Ontem, não consegui dormir e, hoje, não consigo me concentrar para trabalhar. A cada minuto que penso em fazer alguma coisa, me volta o sentimento de revolta, raiva e impotência que senti ontem à noite com uma arma apontada para minha cabeça.
Não bastando, ainda fico refletindo: onde está o Poder Público que não dá educação de qualidade para evitar que pessoas jovens entrem no mundo da criminalidade para conseguir sustentar um vício ou uma família?
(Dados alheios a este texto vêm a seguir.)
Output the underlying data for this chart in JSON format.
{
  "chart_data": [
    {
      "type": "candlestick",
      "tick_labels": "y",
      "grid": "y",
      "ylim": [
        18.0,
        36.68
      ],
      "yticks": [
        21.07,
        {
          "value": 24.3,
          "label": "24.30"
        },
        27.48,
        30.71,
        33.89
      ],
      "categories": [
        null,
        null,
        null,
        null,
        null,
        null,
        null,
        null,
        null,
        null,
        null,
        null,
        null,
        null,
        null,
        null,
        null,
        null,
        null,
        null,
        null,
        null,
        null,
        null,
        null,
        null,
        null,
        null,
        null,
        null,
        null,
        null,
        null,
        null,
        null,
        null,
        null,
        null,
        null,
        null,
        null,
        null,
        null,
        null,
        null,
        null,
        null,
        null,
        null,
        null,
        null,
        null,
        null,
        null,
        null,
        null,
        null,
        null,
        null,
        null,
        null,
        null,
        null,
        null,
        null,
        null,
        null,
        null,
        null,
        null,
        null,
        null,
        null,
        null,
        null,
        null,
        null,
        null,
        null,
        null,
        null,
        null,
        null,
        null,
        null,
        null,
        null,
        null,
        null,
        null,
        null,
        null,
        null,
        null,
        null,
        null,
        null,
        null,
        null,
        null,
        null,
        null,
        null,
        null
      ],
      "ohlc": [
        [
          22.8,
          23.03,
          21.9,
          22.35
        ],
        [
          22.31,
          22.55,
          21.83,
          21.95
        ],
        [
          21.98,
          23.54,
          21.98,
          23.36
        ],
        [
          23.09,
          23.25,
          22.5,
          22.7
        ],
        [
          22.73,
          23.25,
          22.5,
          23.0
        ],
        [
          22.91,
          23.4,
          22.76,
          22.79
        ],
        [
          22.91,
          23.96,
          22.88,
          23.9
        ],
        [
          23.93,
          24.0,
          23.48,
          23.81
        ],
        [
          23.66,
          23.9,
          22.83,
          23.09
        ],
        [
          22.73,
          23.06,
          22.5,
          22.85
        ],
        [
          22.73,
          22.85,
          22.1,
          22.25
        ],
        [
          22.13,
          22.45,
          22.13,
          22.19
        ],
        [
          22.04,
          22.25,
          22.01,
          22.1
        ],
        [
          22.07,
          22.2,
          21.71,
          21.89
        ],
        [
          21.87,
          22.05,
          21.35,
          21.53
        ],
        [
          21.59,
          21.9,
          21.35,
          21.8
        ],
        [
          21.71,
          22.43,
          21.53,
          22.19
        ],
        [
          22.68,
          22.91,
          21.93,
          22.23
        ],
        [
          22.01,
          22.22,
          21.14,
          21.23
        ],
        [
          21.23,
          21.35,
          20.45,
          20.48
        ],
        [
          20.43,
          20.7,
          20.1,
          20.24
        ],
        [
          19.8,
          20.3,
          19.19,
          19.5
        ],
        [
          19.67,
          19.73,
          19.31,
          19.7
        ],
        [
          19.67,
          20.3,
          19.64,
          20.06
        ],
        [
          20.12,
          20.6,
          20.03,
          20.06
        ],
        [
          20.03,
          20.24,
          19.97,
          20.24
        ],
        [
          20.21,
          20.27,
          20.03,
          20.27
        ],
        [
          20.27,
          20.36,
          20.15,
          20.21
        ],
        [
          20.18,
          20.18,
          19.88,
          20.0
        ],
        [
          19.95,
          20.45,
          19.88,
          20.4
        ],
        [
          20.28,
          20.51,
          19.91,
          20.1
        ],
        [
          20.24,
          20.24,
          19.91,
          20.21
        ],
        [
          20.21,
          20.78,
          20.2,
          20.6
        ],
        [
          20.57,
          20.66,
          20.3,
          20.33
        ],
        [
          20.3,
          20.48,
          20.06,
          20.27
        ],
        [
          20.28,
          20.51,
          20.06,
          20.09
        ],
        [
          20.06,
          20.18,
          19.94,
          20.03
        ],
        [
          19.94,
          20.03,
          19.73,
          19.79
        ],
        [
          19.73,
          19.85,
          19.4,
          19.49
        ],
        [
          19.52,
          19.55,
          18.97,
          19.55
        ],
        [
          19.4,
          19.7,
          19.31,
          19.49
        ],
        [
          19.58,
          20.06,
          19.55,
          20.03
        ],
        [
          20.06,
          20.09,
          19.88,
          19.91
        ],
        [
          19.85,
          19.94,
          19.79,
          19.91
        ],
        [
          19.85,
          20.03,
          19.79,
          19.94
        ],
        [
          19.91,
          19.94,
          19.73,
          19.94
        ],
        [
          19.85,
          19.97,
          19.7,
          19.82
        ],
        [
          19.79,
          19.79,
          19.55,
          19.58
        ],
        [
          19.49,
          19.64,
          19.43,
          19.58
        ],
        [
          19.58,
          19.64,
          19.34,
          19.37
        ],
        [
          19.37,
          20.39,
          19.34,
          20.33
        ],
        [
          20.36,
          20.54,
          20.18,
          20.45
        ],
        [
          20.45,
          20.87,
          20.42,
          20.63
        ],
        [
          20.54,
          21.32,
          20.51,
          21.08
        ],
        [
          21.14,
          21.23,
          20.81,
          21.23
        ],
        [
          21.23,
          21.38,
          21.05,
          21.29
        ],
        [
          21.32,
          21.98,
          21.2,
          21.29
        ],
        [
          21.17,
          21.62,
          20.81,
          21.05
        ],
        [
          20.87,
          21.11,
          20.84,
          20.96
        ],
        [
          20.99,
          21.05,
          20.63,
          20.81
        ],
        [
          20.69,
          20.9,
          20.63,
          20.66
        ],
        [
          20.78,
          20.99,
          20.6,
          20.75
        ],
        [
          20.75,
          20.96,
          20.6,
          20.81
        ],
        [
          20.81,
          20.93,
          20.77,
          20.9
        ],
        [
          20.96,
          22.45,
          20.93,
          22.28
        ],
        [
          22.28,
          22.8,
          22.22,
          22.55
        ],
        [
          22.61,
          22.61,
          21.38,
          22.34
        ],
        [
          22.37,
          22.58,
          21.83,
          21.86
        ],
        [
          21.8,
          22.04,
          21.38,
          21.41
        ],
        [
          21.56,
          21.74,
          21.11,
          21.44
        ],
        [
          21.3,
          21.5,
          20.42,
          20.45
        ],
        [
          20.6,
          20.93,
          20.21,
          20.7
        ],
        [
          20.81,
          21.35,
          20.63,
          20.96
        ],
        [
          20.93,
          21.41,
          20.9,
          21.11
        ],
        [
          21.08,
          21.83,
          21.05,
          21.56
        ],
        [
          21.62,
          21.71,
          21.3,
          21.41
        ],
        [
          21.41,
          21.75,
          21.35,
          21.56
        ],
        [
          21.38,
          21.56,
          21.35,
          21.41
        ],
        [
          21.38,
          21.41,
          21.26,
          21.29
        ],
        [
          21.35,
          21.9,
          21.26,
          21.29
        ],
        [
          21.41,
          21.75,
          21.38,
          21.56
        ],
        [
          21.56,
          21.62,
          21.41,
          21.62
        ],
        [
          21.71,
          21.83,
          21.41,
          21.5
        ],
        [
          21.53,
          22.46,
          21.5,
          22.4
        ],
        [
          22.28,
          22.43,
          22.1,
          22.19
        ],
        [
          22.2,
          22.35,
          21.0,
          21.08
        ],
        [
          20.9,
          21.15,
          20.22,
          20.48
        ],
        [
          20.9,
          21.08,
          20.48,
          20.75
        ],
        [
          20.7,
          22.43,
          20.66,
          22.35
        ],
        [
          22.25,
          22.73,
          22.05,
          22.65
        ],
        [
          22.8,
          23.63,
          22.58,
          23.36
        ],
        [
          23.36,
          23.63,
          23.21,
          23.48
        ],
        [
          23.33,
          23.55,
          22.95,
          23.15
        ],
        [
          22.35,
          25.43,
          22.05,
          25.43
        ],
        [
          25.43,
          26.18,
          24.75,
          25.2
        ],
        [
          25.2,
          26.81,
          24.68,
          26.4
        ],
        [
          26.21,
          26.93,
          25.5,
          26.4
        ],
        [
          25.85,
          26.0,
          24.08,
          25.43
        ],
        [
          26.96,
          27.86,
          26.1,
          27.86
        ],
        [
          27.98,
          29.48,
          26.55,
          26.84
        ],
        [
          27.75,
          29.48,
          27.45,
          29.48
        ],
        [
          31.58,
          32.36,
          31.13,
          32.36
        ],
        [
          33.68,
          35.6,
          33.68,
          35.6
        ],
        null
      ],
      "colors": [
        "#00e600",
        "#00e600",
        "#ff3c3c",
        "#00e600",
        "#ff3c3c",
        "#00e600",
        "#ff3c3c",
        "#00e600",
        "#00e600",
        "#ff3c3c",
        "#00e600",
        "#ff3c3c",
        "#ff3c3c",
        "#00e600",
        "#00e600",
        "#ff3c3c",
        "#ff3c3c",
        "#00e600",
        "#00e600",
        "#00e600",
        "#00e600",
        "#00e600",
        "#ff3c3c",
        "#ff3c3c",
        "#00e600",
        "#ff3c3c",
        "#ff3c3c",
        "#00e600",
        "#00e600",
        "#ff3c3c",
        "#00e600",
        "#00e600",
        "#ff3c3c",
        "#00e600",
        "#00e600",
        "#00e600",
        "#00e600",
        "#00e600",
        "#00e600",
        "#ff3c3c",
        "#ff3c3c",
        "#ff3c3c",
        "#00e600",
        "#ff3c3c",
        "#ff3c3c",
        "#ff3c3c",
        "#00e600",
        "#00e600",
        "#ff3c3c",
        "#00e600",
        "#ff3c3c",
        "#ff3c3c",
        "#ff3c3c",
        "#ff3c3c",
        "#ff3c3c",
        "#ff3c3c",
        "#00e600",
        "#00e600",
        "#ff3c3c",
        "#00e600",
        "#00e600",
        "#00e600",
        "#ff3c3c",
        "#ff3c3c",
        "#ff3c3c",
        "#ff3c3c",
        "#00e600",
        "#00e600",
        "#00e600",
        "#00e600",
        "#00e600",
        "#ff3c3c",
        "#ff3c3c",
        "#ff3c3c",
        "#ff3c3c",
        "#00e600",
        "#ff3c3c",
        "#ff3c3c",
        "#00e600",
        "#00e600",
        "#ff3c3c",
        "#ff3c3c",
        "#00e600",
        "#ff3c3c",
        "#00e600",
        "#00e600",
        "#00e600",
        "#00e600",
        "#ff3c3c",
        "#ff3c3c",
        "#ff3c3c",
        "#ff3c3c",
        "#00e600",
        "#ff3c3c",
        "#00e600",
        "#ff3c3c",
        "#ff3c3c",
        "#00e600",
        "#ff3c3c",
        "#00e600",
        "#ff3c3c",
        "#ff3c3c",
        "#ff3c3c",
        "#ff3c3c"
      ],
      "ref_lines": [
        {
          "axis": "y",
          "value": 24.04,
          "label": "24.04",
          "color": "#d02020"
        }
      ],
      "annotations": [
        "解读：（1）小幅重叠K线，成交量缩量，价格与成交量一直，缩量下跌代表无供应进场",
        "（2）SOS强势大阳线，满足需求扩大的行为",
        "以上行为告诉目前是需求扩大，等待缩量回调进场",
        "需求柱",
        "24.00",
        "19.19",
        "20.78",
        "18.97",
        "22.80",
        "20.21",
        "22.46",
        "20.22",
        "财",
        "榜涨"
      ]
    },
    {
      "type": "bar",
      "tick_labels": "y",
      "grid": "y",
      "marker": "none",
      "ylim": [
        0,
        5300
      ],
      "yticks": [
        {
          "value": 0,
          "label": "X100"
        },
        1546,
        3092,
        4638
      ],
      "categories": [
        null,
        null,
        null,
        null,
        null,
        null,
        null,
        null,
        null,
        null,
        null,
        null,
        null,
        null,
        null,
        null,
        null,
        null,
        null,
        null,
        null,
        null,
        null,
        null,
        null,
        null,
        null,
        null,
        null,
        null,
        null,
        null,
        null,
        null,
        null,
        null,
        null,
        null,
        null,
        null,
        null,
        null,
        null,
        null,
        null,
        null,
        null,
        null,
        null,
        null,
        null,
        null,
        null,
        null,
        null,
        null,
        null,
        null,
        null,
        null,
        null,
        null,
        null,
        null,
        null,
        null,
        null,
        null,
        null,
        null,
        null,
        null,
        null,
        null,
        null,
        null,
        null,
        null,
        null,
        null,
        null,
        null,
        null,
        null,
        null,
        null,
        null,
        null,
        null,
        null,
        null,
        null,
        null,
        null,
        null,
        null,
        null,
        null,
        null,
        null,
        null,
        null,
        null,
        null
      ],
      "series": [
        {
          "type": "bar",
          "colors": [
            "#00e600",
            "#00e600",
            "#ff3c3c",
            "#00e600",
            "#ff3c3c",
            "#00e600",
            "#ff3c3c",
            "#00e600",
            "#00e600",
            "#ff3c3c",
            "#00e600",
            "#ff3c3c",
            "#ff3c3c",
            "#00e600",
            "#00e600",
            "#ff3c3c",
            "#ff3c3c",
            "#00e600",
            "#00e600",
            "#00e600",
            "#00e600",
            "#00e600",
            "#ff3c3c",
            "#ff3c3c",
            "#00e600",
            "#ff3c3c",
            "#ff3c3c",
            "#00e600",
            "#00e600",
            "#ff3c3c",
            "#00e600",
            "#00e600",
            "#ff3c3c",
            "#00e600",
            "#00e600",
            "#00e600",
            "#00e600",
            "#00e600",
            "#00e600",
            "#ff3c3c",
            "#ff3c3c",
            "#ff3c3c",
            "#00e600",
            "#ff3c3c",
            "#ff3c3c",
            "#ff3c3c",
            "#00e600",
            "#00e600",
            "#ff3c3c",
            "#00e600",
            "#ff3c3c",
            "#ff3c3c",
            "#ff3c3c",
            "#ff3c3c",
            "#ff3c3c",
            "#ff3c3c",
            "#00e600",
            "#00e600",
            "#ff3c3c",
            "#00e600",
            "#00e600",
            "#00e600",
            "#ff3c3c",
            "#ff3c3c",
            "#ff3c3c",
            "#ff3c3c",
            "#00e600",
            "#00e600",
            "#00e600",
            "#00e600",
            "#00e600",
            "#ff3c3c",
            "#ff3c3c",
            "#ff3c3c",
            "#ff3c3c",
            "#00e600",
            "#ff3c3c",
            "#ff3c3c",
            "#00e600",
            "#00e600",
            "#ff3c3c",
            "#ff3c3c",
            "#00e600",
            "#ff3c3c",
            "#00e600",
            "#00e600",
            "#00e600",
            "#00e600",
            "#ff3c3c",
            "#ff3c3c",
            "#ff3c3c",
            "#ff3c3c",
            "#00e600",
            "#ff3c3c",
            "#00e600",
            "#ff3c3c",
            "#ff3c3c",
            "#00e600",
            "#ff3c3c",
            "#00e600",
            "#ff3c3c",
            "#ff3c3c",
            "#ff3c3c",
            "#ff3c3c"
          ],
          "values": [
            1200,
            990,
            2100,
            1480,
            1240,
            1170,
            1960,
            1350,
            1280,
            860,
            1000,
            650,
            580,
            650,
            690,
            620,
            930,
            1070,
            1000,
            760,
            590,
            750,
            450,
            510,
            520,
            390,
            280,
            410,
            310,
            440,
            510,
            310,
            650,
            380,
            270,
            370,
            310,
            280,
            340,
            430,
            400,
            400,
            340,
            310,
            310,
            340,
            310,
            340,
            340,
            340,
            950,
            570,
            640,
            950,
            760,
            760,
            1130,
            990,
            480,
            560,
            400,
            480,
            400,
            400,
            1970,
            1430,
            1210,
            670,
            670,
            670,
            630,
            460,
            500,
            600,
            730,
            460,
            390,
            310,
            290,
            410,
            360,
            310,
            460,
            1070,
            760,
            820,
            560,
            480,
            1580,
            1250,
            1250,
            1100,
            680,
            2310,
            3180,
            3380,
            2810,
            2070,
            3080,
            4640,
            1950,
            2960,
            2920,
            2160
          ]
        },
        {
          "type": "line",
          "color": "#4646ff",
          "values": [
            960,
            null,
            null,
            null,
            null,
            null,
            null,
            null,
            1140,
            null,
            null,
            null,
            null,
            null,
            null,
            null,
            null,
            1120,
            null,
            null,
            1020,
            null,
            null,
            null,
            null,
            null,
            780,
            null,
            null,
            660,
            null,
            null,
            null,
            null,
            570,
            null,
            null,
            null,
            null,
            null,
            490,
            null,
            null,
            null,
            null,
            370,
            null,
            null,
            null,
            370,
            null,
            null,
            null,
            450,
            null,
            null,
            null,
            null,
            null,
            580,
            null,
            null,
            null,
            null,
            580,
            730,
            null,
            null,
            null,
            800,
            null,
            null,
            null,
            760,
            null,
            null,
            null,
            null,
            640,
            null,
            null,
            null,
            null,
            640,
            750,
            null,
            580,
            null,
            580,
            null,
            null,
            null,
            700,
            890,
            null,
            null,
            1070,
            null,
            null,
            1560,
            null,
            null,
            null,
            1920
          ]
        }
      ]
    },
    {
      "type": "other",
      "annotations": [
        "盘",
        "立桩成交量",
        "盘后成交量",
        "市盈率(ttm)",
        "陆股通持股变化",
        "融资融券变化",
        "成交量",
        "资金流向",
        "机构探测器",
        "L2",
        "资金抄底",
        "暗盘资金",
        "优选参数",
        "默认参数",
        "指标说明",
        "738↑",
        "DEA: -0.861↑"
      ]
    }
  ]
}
Onde está o Poder Público que não dá educação de qualidade para fazer com que as pessoas não passem trotes para os serviços de emergência, atrapalhando quem realmente precisa? Onde está o Poder Público que tem um serviço de emergência demorado com poucos profissionais? Onde está o Poder Público que não me garante segurança com uma quantidade suficiente que me permita estar na calçada da minha casa (bem como na casa de todos)? Onde está o Poder Público que não tem uma polícia judiciária suficiente para elucidar crimes e retirar mais bandidos armados das ruas? Onde está o Poder Público que deixa essas armas circularem nas mãos de bandidos? Onde está o Poder Público que não consegue manter presos os que deveriam estar pagando pelos crimes que cometeram? Afinal, quem foge de uma unidade prisional se mantém como? Onde está o Poder Público que mantém um Estado com leis tão frágeis, cheias de interpretações dúbias, que permitem que verdadeiros criminosos fiquem nas portas de nossas casas?
O que mais lamento no final de tanta reflexão é ver que tive o carro tomado de minhas mãos na porta de casa e que nada posso fazer e não ser escrever esse texto e rezar para que tudo termine bem. Também rezo para que isso não aconteça com vocês ou com suas famílias. Afinal das contas, a cada dia, centenas de natalenses, potiguares e brasileiros passam pela mesma situação que passei ontem.